See, this is interesting, because part of my desire to explain is to find the genuinely inexplicable. If I am constantly trying to analyze my reaction to things, you may feel that spoils the purity of those emotions. But another way to look at it is that I can only spoil the ones that were not pure to begin with. That, in doing this, I may "cost" myself some wonder in the short term, but what
remains are the most transcendent and inexplicable reactions. It's kind of like trying to guess the ending to a mystery because it's more gratifying to be genuinely surprised while trying not to be.
Anyway, very much a "different strokes" kind of situation. I think all approaches will spoil some things.
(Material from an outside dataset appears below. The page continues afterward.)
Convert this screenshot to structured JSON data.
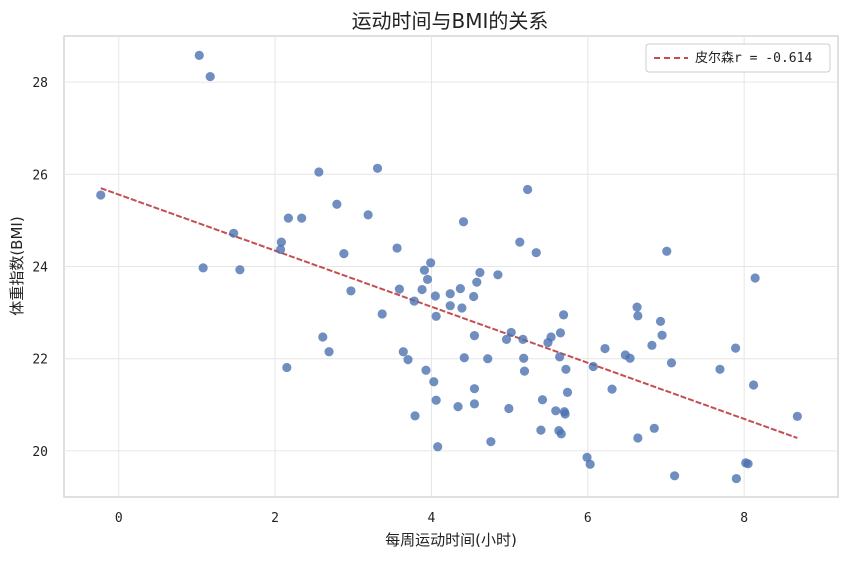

There are films I only love because of all the thinking I've done about them after the fact. I am essentially "trading" those loves for the ones I ruined through analysis.
Obviously, my feeling is that this has been a net gain, but whether it is or not, I think this kind of thing is pretty intrinsic to people and can't easily be turned off or changed, anyway.
Nice you mention this movie because I think Skinamarink could have been amazing but every time the director managed to build an interesting atmosphere, they had to resolve it in the most unsatisfying way by reaching for the boring toolset of generic horror.
I kind of agree. If you're interested, there are a lot of really good posts about it in some of the horror threads which are among my favorite exchanges on the site over the last few years. I think you'll find them agreeable, too: even though most involved love the film, there was a fair bit of agreement about its flaws, too. It definitely has problems, even if I think they pale in comparison to its accomplishments.